RIP Donn Van Vliet

20 Dec

For a brief period in my misspent youth I was the local promotion man for Warner Brothers Records in Chicago—this at a time when the music business was being transformed (at least aesthetically)by the use of FM radio and a small heroic moment when some of the people programming for the newly expanded radio territory were proponents of free form radio.

In Chicago, there were some wonderful experiments — WGLD with the legendary Bob Rudnick (he was eventually fired for saying on air the Chicago Police murdered Black Panther Fred Hampton—an assertion later substantiated by a number of investigations and civil trials.) , Radio Free Chicago with Rudnick and the Mrvos Brothers and Triad Radio—åll of which I had personal contact with.

So through some fluke of circumstance I was hired by Warner Brothers Records who were on a huge roll with the success of the Doobie Brothers, Seals & Crofts, Black Sabbath, Deep Purple and the Grateful Dead. This success led to a rapid expansion of the label’s stable— Bonnie Raitt, Tim Buckley, Martin Mull,Randy Newman, Gram Parsons, Little Feat,Jesse Colin Young and on and on.

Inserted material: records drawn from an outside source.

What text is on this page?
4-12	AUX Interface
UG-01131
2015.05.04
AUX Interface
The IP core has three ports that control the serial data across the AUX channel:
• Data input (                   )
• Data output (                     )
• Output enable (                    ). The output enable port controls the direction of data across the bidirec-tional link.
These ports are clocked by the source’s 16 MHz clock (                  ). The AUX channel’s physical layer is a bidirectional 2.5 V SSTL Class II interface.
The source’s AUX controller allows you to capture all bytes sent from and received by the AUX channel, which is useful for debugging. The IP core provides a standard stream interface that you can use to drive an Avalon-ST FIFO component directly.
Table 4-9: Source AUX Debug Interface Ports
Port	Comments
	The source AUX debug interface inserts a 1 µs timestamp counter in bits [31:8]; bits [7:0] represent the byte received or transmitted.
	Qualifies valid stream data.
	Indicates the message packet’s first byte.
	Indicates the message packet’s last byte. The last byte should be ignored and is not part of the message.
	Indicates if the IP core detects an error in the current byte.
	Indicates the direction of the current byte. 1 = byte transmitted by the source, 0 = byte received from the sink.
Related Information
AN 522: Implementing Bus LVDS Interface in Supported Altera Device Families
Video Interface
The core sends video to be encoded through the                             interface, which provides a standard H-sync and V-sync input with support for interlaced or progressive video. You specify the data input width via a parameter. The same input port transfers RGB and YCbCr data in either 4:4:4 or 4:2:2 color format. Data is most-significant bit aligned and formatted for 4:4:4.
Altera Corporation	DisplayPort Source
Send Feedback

One of Warner Brothers signings was Captain Beefheart aka Donn VAn Vliet who actually toured in 1972 in support of a new long playing record. One of my responsibilities as a the WB rep (and certainly the most interesting task) was artist relations. And it was in this capacity that I met Beefheart backstage at the Avalon ballroom in Chicago. Van Vliet was cordial enough but his main concern was when I was going to get the single off of his album “added” to the playlist of one or the other of Chicago’s AM radio giants, WLS or WCFL. In my mind an unrealistic possibility, an opinion that in my naive and fumbling way tried to convey. As you can guess , this was not enthusiastically received.

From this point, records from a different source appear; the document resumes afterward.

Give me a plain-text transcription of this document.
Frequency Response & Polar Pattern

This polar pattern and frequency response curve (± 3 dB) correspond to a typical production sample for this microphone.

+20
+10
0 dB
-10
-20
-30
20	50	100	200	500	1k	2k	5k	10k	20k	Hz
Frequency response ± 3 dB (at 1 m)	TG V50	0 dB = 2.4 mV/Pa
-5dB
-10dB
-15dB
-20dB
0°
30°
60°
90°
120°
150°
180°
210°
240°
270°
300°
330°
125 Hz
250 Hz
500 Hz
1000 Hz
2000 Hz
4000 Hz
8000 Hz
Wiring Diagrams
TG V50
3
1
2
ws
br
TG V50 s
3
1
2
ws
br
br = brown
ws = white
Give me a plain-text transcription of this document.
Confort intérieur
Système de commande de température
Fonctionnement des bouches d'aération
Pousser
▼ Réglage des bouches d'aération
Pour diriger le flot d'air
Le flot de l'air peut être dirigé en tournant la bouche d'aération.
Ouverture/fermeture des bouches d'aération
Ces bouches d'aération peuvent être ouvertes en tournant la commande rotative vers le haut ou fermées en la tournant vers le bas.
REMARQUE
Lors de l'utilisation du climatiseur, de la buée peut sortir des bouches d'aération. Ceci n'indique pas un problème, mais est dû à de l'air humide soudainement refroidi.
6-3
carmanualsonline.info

If you read the 1970 Rolling Stone cover story about Beefheart/Van Vliet and the updated annotations its clear that Beefheart was badly served by the music business and its short fingered vulgarians. And if you listen his records and performances you find your self enveloped by an artist every bit as original and yet accessible as Thelonious Monk or Sun Ra or Harry Partch

It is likely that you didn’t know about Donn Van Vliet—his music or his art —he quickly became something of a cult artist. Fortunately, his passing to his greater glory gives those of us who did know something of him and his creative legacy to remind some pockets of humanity (apparently one that you reside in) that attention must be paid.